Броня рухнула, как мешок с картошкой. Словно безвольный манекен из краш-теста. Ей-Форде, она совсем забыла о том, насколько высоко бывали эти рельсы относительно земной тверди, а густое белое марево кружащегося в злой вьюге снега не то, чтобы способствовало здоровой оценке особенностей ландшафта.
Внутри что-то хрустнуло. Возможно, обломки костей пронзили внутренние органы, но у Лешей болело уже столько всего, а разум уже настолько сильно “плавал”, что она не могла сказать с уверенностью, добавились ли к её ассорти страданий новые краски и стоили ли они внимания. Вместо этого девушка небрежно приставила себе ствол ко лбу и вдавила спусковой крючок, одаривая себя снарядом с уже знакомой модификацией собственного дендрорегенерирующего заклинания на хитиновом материале.
В белом мареве кружащегося снега мелькнуло движение. Синему оку доступно немногое, но разум уверенно дорисовывал нехватающих деталей картине происходящего. Мец и Жаклин. Это были они. Одна за другим спрыгнувшие с железки. И приземлились они заметно удачней, чем Броня. Француженке даже не потребовалось гасить избыток инерции кувырком.
— Пан Праведный! — блондинке приходилось кричать, чтобы её могли услышать. — Чтобы вы ни задумали, вам лучше отказаться от вашей затеи!
От Лешей не укрылось, что дворянка настойчиво держала силуэт Меца на прицеле своей волшебной палочки.

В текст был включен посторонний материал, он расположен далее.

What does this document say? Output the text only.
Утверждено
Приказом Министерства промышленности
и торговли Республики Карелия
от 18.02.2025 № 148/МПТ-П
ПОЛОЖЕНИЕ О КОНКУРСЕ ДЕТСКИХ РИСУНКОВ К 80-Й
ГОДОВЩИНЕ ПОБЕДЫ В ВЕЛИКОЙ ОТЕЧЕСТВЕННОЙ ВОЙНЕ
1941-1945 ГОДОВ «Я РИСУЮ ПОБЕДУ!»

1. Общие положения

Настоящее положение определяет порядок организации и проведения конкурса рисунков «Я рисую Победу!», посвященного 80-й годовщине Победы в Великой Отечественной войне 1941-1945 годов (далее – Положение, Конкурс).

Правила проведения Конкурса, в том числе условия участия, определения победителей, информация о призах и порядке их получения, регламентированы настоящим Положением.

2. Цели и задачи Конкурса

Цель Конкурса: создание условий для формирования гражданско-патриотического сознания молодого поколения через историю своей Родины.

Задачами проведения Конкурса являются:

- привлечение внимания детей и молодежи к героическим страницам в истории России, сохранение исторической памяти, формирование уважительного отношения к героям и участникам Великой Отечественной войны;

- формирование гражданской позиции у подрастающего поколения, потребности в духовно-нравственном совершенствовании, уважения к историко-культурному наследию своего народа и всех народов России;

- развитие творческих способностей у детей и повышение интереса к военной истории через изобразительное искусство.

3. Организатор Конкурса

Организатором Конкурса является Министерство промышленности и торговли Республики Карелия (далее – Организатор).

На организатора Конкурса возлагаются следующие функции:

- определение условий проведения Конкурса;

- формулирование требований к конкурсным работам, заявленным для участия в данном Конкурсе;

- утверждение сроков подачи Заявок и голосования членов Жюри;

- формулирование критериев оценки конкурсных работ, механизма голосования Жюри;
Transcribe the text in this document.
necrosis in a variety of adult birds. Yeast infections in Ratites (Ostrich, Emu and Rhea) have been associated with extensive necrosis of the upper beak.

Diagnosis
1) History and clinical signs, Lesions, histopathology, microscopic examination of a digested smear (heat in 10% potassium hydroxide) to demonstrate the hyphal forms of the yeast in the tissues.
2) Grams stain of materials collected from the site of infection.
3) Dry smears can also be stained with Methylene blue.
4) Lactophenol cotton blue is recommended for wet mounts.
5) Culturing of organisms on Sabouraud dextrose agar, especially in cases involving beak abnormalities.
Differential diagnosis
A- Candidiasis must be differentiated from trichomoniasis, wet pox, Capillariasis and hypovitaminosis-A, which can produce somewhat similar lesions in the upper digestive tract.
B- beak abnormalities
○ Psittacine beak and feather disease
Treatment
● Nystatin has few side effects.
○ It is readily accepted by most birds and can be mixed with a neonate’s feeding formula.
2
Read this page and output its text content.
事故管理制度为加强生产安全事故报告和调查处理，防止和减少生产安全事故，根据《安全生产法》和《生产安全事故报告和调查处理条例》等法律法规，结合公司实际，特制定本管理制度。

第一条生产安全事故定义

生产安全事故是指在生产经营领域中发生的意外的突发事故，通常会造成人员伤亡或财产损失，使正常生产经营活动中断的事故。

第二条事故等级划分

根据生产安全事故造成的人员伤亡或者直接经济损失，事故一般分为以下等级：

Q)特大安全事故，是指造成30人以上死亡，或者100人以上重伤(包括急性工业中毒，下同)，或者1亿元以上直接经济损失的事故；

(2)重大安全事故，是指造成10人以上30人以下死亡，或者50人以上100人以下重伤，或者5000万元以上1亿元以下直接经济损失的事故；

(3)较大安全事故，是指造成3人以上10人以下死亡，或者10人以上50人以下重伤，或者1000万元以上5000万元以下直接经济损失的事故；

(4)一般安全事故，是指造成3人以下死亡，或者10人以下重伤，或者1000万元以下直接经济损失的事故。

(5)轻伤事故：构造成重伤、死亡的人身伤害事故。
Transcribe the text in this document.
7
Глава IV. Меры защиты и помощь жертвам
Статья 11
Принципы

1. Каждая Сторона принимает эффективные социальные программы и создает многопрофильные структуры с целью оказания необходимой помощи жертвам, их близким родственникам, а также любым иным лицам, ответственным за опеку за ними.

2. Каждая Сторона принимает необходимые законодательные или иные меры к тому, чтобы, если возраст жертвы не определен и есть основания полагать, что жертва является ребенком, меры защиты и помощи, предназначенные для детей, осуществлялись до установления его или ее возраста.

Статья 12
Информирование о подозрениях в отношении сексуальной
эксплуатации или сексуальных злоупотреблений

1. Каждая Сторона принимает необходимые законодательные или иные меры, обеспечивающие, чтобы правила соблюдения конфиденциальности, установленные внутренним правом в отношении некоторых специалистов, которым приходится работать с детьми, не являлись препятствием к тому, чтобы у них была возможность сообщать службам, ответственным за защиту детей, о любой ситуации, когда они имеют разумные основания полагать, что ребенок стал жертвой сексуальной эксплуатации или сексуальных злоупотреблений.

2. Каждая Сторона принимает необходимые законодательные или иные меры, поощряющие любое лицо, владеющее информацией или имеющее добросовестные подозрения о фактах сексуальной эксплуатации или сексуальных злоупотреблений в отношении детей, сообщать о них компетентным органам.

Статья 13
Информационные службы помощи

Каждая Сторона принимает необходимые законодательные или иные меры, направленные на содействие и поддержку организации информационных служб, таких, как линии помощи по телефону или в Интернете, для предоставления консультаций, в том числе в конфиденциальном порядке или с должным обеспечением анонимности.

— Ваша преданность слепа, слечна Жаклин, — оживлённый медленно вышагивал вокруг Брони, царапая готовым к бою псевдобамбуковым клинком тонкий настил свежего белого снега. Каким-то образом бывшему самураю удавалось повышать голос в мере достаточной, чтобы вести беседу, но при этом не переходить на крик. — Я это понимаю. Я и сам происхожу из общества, где эти качества ценятся. Но не совершайте моих ошибок.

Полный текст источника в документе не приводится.